The Bill adds the Zika virus to the FDA Priority Review Voucher Program Act, which would encourage the development of vaccines and treatments against the Zika Virus by adding it to the Food and Drug Administration’s Priority Review Voucher Program.

In March, the Senate passed the bill, and now it is headed to the desk of the President.

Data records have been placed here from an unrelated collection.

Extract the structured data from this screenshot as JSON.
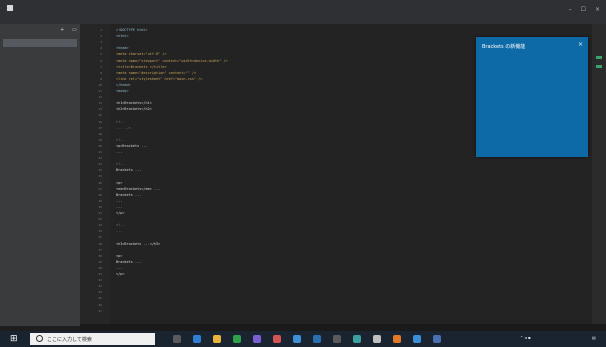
{
  "window": {
    "title": "",
    "menu": [
      "",
      "",
      "",
      "",
      "",
      "",
      ""
    ]
  },
  "sidebar": {
    "header": "",
    "file": "",
    "outline_header": "",
    "outline_items": [
      "",
      "",
      "",
      ""
    ]
  },
  "editor": {
    "line_numbers": [
      "1",
      "2",
      "3",
      "4",
      "5",
      "6",
      "7",
      "8",
      "9",
      "10",
      "11",
      "12",
      "13",
      "14",
      "15",
      "16",
      "17",
      "18",
      "19",
      "20",
      "21",
      "22",
      "23",
      "24",
      "25",
      "26",
      "27",
      "28",
      "29",
      "30",
      "31",
      "32",
      "33",
      "34",
      "35",
      "36",
      "37",
      "38",
      "39",
      "40",
      "41",
      "42",
      "43",
      "44",
      "45",
      "46",
      "47"
    ],
    "lines": [
      {
        "cls": "tag",
        "text": "<!DOCTYPE html>"
      },
      {
        "cls": "tag",
        "text": "<html>"
      },
      {
        "cls": "text",
        "text": ""
      },
      {
        "cls": "tag",
        "text": "  <head>"
      },
      {
        "cls": "attr",
        "text": "    <meta charset=\"utf-8\" />"
      },
      {
        "cls": "attr",
        "text": "    <meta name=\"viewport\" content=\"width=device-width\" />"
      },
      {
        "cls": "attr",
        "text": "    <title>Brackets </title>"
      },
      {
        "cls": "attr",
        "text": "    <meta name=\"description\" content=\"\" />"
      },
      {
        "cls": "attr",
        "text": "    <link rel=\"stylesheet\" href=\"main.css\" />"
      },
      {
        "cls": "tag",
        "text": "  </head>"
      },
      {
        "cls": "tag",
        "text": "  <body>"
      },
      {
        "cls": "text",
        "text": ""
      },
      {
        "cls": "text",
        "text": "    <h1>Brackets</h1>"
      },
      {
        "cls": "text",
        "text": "    <h2>Brackets</h2>"
      },
      {
        "cls": "text",
        "text": ""
      },
      {
        "cls": "comment",
        "text": "    <!--"
      },
      {
        "cls": "comment",
        "text": "       ...  -->"
      },
      {
        "cls": "text",
        "text": ""
      },
      {
        "cls": "comment",
        "text": "    <!--"
      },
      {
        "cls": "text",
        "text": "    <p>Brackets ..."
      },
      {
        "cls": "text",
        "text": "       ..."
      },
      {
        "cls": "text",
        "text": ""
      },
      {
        "cls": "comment",
        "text": "    <!--"
      },
      {
        "cls": "text",
        "text": "       Brackets ..."
      },
      {
        "cls": "text",
        "text": ""
      },
      {
        "cls": "text",
        "text": "    <p>"
      },
      {
        "cls": "text",
        "text": "       <em>Brackets</em> ..."
      },
      {
        "cls": "text",
        "text": "       Brackets ..."
      },
      {
        "cls": "text",
        "text": "       ..."
      },
      {
        "cls": "text",
        "text": "       ..."
      },
      {
        "cls": "text",
        "text": "    </p>"
      },
      {
        "cls": "text",
        "text": ""
      },
      {
        "cls": "comment",
        "text": "    <!--"
      },
      {
        "cls": "comment",
        "text": "       ..."
      },
      {
        "cls": "text",
        "text": ""
      },
      {
        "cls": "text",
        "text": "    <h3>Brackets ...</h3>"
      },
      {
        "cls": "text",
        "text": ""
      },
      {
        "cls": "text",
        "text": "    <p>"
      },
      {
        "cls": "text",
        "text": "       Brackets ..."
      },
      {
        "cls": "text",
        "text": "       ..."
      },
      {
        "cls": "text",
        "text": "    </p>"
      },
      {
        "cls": "text",
        "text": ""
      },
      {
        "cls": "text",
        "text": ""
      },
      {
        "cls": "text",
        "text": ""
      },
      {
        "cls": "text",
        "text": ""
      },
      {
        "cls": "text",
        "text": ""
      },
      {
        "cls": "text",
        "text": ""
      }
    ]
  },
  "notification": {
    "title": "Brackets の新機能",
    "lines": [
      "",
      "",
      "",
      "",
      "",
      "",
      "",
      "",
      "",
      "",
      "",
      ""
    ],
    "link": ""
  },
  "statusbar": {
    "left": "",
    "right": [
      "",
      "",
      "",
      ""
    ]
  },
  "taskbar": {
    "search_placeholder": "ここに入力して検索",
    "clock": [
      "",
      ""
    ]
  }
}
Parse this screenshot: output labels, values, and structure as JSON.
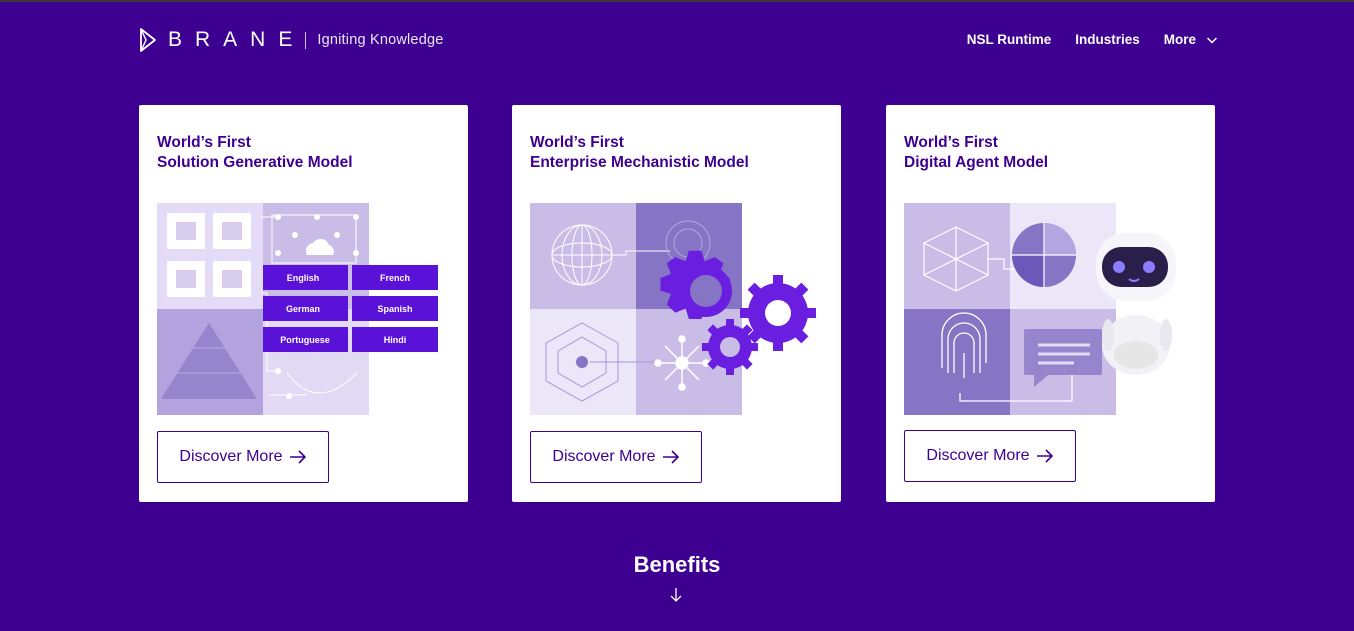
{
  "header": {
    "logo_text": "BRANE",
    "tagline": "Igniting Knowledge",
    "nav": [
      {
        "label": "NSL Runtime"
      },
      {
        "label": "Industries"
      },
      {
        "label": "More"
      }
    ]
  },
  "cards": [
    {
      "title_line1": "World’s First",
      "title_line2": "Solution Generative Model",
      "languages": [
        "English",
        "French",
        "German",
        "Spanish",
        "Portuguese",
        "Hindi"
      ],
      "button_label": "Discover More"
    },
    {
      "title_line1": "World’s First",
      "title_line2": "Enterprise Mechanistic Model",
      "button_label": "Discover More"
    },
    {
      "title_line1": "World’s First",
      "title_line2": "Digital Agent Model",
      "button_label": "Discover More"
    }
  ],
  "benefits": {
    "label": "Benefits"
  },
  "colors": {
    "background": "#3d0090",
    "card": "#ffffff",
    "accent": "#5b12d8",
    "light_lavender": "#c9bde8",
    "mid_lavender": "#8a78c8"
  }
}
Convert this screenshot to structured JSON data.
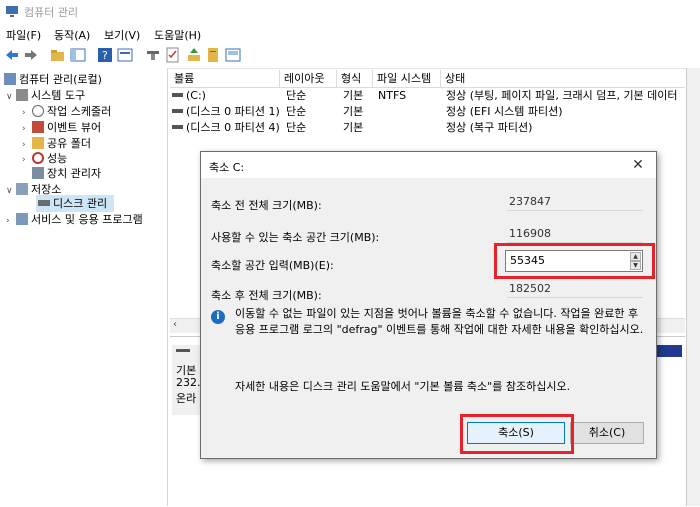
{
  "window": {
    "title": "컴퓨터 관리"
  },
  "menu": [
    "파일(F)",
    "동작(A)",
    "보기(V)",
    "도움말(H)"
  ],
  "tree": {
    "root": "컴퓨터 관리(로컬)",
    "system_tools": "시스템 도구",
    "task_scheduler": "작업 스케줄러",
    "event_viewer": "이벤트 뷰어",
    "shared_folders": "공유 폴더",
    "performance": "성능",
    "device_manager": "장치 관리자",
    "storage": "저장소",
    "disk_management": "디스크 관리",
    "services_apps": "서비스 및 응용 프로그램"
  },
  "volume_list": {
    "headers": [
      "볼륨",
      "레이아웃",
      "형식",
      "파일 시스템",
      "상태"
    ],
    "rows": [
      [
        "(C:)",
        "단순",
        "기본",
        "NTFS",
        "정상 (부팅, 페이지 파일, 크래시 덤프, 기본 데이터"
      ],
      [
        "(디스크 0 파티션 1)",
        "단순",
        "기본",
        "",
        "정상 (EFI 시스템 파티션)"
      ],
      [
        "(디스크 0 파티션 4)",
        "단순",
        "기본",
        "",
        "정상 (복구 파티션)"
      ]
    ]
  },
  "lower_pane": {
    "line1": "기본",
    "line2": "232.",
    "line3": "온라"
  },
  "dialog": {
    "title": "축소 C:",
    "close": "✕",
    "fields": [
      {
        "label": "축소 전 전체 크기(MB):",
        "value": "237847"
      },
      {
        "label": "사용할 수 있는 축소 공간 크기(MB):",
        "value": "116908"
      },
      {
        "label": "축소할 공간 입력(MB)(E):",
        "value": "55345"
      },
      {
        "label": "축소 후 전체 크기(MB):",
        "value": "182502"
      }
    ],
    "info_icon": "i",
    "info_text": "이동할 수 없는 파일이 있는 지점을 벗어나 볼륨을 축소할 수 없습니다. 작업을 완료한 후 응용 프로그램 로그의 \"defrag\" 이벤트를 통해 작업에 대한 자세한 내용을 확인하십시오.",
    "reference_text": "자세한 내용은 디스크 관리 도움말에서 \"기본 볼륨 축소\"를 참조하십시오.",
    "shrink_button": "축소(S)",
    "cancel_button": "취소(C)"
  },
  "colors": {
    "highlight": "#e8222b",
    "selection": "#cde6f7",
    "accent": "#0078d7"
  }
}
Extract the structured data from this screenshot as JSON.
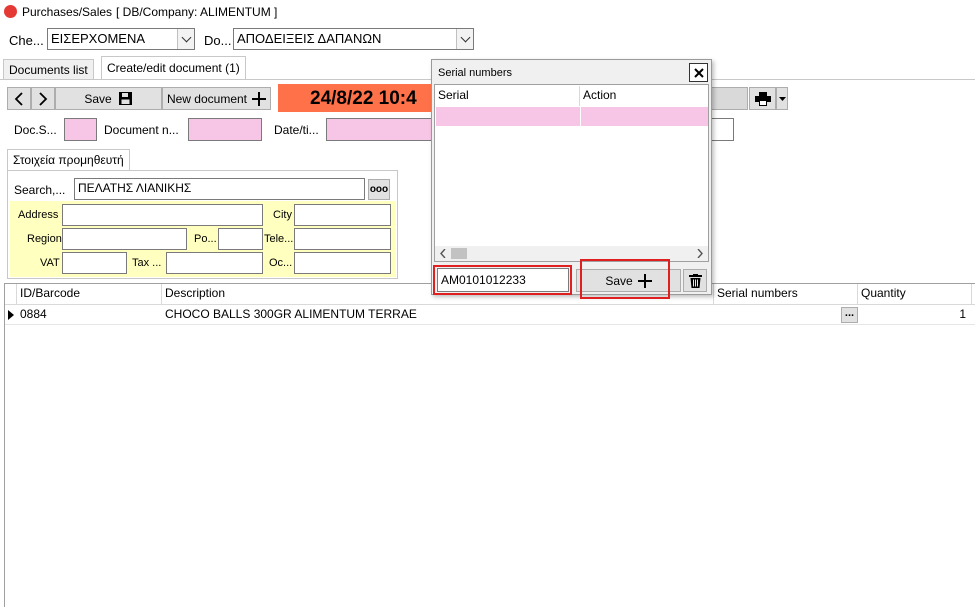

“Earlier this year, the CDC raised its emergency level to Level 1 status in response to the Zika virus, something that has only been done three times in the past—during the Ebola outbreak in 2014, during the H1N1 pandemic in 2009, and after Hurricane Katrina in 2005,” said Representative Gabbard. “Just yesterday, the CDC confirmed that the effects of the Zika virus are even more harmful to human health than they originally suspected, and that the Aedes aegypti mosquitoes that carry the Zika Virus, as well as dengue fever, are already present in 30 states, including Hawaiʻi. Still, we have yet to adequately respond to this rapidly rising threat.

“These dangerous vector mosquitos have the potential to continue spreading diseases like the Zika virus and dengue fever very rapidly. In just over 3 months, there have been 346 cases of the Zika virus in the United States, and over the past 6 months, there have been 263 cases of dengue fever in Hawaiʻi alone. We must expedite the research and development needed to find an effective treatment, or even a potential cure, to these mosquito-borne diseases. Today’s vote to accelerate the development of Zika virus vaccines and treatments is one step toward achieving that objective. At a practical level, we must bring together federal, state, and local governments, private sector partners, and other key stakeholders to get rid of this mosquito and contain the outbreaks we already have, and prevent future spread.”